Music Monday: The Housefire by the Turnpike Troubadours

Saving Country Music’s greatest country albums of the decade post back in February had four Turnpike Troubadours albums in the top 20.  Yeah, they really were that good.  I can’t believe I have featured the Turnpike Troubadours only once in these pages.  After a long hiatus spurred by their breakup, I have been back digging into their catalog.  One song I keep coming back to is The Housefire.

My sister died in a house fire.  But this isn’t a post about that.  This is a post about my brother.

Cities have professional, full-time firefighters.  But most of the country is protected by volunteer fire departments.  It’s a remarkable bit of American civic virtue, if you think about it.  A dangerous, necessary, and expensive public service is provided with limited state involvement and support, made possible by community generosity and volunteer labor.

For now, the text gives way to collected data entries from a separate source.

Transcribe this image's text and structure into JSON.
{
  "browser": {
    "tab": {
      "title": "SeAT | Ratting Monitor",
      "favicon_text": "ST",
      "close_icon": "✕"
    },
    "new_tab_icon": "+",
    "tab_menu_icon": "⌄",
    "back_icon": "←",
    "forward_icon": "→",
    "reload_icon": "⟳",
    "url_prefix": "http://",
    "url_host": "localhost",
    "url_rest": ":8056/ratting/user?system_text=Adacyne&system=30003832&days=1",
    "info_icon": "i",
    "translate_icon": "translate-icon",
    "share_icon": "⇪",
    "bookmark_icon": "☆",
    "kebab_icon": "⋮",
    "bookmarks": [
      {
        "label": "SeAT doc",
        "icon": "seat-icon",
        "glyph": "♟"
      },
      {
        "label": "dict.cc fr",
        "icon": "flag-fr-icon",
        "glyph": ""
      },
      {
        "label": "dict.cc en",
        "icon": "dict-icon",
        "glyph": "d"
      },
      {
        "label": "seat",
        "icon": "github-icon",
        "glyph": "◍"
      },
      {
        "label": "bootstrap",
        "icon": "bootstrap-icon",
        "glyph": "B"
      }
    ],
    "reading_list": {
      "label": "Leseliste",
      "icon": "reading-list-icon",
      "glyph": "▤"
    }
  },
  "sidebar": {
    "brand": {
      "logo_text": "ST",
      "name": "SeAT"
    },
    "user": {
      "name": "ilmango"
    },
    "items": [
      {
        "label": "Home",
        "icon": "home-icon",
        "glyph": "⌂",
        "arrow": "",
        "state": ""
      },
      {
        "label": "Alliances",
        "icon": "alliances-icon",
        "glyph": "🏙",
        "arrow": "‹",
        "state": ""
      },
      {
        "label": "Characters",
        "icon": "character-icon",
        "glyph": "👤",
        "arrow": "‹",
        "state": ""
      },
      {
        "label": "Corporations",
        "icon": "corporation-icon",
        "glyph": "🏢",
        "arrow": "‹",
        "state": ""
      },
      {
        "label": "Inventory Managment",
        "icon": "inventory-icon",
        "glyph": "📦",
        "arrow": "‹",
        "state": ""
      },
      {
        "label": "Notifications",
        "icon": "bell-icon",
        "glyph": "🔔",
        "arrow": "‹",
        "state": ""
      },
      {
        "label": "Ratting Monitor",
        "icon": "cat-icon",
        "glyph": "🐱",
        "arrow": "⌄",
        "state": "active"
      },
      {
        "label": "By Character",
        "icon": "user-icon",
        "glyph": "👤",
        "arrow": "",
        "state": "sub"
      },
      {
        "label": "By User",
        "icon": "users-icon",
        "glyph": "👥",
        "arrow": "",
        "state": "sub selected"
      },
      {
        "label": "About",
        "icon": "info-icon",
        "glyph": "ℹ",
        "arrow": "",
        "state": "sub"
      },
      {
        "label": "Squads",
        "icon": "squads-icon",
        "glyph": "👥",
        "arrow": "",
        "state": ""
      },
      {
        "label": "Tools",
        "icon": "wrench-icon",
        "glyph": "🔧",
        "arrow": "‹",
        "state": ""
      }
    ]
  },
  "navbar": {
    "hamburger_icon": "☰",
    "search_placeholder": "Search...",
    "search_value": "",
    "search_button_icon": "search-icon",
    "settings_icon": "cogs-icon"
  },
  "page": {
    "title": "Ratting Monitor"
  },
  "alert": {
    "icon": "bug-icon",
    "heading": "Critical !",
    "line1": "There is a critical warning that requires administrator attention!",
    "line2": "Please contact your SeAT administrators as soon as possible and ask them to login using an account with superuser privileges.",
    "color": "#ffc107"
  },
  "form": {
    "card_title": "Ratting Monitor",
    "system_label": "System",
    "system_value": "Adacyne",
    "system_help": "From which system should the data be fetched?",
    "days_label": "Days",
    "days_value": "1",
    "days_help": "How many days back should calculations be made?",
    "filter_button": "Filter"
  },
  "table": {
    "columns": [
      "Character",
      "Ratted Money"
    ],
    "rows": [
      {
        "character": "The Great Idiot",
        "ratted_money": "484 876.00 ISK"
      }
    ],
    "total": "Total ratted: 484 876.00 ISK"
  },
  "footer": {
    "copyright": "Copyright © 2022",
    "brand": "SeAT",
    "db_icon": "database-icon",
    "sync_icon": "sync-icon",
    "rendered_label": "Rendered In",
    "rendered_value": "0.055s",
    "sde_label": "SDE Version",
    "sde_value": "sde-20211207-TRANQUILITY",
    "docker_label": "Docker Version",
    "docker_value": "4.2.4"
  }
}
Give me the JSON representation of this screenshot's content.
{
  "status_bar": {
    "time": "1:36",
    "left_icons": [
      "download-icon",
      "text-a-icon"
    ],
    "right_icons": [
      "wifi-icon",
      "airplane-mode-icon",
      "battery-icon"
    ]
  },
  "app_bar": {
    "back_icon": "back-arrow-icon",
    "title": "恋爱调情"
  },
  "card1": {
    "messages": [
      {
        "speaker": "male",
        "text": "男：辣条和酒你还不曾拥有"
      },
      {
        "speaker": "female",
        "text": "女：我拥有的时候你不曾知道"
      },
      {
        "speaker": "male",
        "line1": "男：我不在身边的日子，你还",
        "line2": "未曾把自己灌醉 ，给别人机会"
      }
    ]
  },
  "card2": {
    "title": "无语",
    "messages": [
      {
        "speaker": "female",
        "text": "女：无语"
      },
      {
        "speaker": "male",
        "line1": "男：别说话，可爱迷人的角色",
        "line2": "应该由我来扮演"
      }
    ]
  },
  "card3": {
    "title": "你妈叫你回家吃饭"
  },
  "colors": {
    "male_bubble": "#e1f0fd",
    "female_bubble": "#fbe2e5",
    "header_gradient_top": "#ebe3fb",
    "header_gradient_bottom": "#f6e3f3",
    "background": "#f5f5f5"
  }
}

If your house catches on fire in the country, you rely on the local volunteer fire department.  But that isn’t all they do.  They also serve as first medical responders (they are at the front lines of the opioid epidemic).  I grew up a mile from the local volunteer fire department and seven miles from the hospital.  If there is a medical emergency they are going to be the first on the scene.

And so it was that Thanksgiving when my brother had his accident.  Not that there was a whole hell of a lot they could do but wait for the ambulance.  And then wait for a medical airlift.  Not that there was much to be done at the hospital.  One verse from The Housefire always makes me think of that day.

Well Lorrie called the volunteers
Siren music to my ears
First I’ve been glad to hear the flashing red and blue
Can’t repay the time they gave
There was nothing left to save
Shake all of their hands and wave
They did all they can do

It was hard as hell on us, but it wasn’t a picnic for them.  These were men of our community.  Men who grew up with my dad.  My best friend’s dad was there that day.  His youngest was in my brother’s elementary school class.

Our relationship with the sheriff’s deputies was rather different.